The measure was passed five years ago. The hope was that by making crimes like drug possession and low-level property crimes misdemeanors, prison populations would decrease.
Then S.Q. 781, which also passed, required the money saved by not housing another inmate to go to substance abuse and mental health services in order to help stop the cycle of offending over and over again.
District 19 representative Justin Humphrey said it’s hard to measure the effect that S.Q. 780 had on Oklahoma, but most people he’s talked to don’t think it’s working.
“We’ve got people claiming 780 is a success, but we don’t have a lot of data to show it,” Humphrey said. “If you go out and listen to the experts-we’ve got judges, we’ve got sheriffs departments, we’ve got police departments saying that we’ve got a lot of crime occurring that nobody is getting arrested on. We’ve got a lot of crime occurring where people are getting repeat, repeat misdemeanors without any real supervision.”
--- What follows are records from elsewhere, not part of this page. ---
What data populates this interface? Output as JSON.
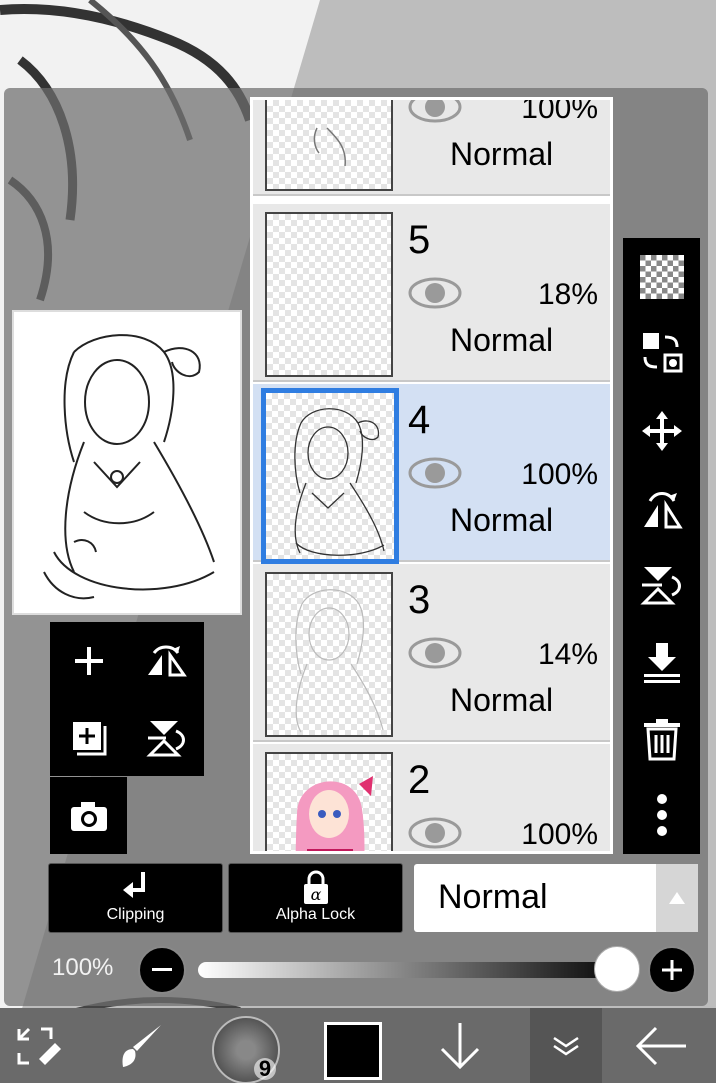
{
  "layers": [
    {
      "number": "",
      "opacity": "100%",
      "blend": "Normal",
      "visible": true,
      "selected": false,
      "partial": true
    },
    {
      "number": "5",
      "opacity": "18%",
      "blend": "Normal",
      "visible": true,
      "selected": false
    },
    {
      "number": "4",
      "opacity": "100%",
      "blend": "Normal",
      "visible": true,
      "selected": true
    },
    {
      "number": "3",
      "opacity": "14%",
      "blend": "Normal",
      "visible": true,
      "selected": false
    },
    {
      "number": "2",
      "opacity": "100%",
      "blend": "",
      "visible": true,
      "selected": false
    }
  ],
  "left_tools": {
    "icons": [
      "add-layer-icon",
      "flip-horizontal-icon",
      "add-copy-layer-icon",
      "flip-vertical-icon",
      "camera-icon"
    ]
  },
  "right_tools": {
    "icons": [
      "transparent-layer-icon",
      "swap-layer-icon",
      "move-icon",
      "flip-horizontal-icon",
      "flip-vertical-icon",
      "merge-down-icon",
      "trash-icon",
      "more-icon"
    ]
  },
  "controls": {
    "clipping_label": "Clipping",
    "alpha_lock_label": "Alpha Lock",
    "blend_mode": "Normal",
    "opacity_label": "100%",
    "opacity_value": 1.0
  },
  "bottom_bar": {
    "brush_size": "9",
    "color": "#000000",
    "icons": [
      "transform-icon",
      "brush-icon",
      "brush-size-icon",
      "color-swatch",
      "down-arrow-icon",
      "collapse-icon",
      "back-arrow-icon"
    ]
  },
  "colors": {
    "accent": "#2f7de1",
    "selected_bg": "#d3e0f3"
  }
}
Humphrey said if the crime keeps happening, it makes more sense to increase the punishment.
“I don’t have a problem if a person gets a misdemeanor, I don’t even think they may need supervision the first time,” Humphrey said. “Second time, we put them under supervision. If they continue in a pattern, they’re ordered inpatient treatment. Just common sense progressive discipline.”
He said court fees should be re-evaluated too.
“Paying for everything in the whole state on the backs of these substance abuse people and criminals is not right,” Humphrey said.
Humphrey said instead those fees should fund a justice system that tries to prevent criminals from committing the same crime again.
Humphrey said he doesn’t like the idea of someone just sitting around in prison when they could be learning a skill or improving their chances of success once they get out.
“When we train these people and get them certified, we can put them out on ankle monitors, leave them as inmates in the community on ankle monitors.” Humphrey said. “Iif they do not follow supervision specs we can bring them back in because we keep them as inmates. So they get to get out, they can get a place, they start paying taxes.”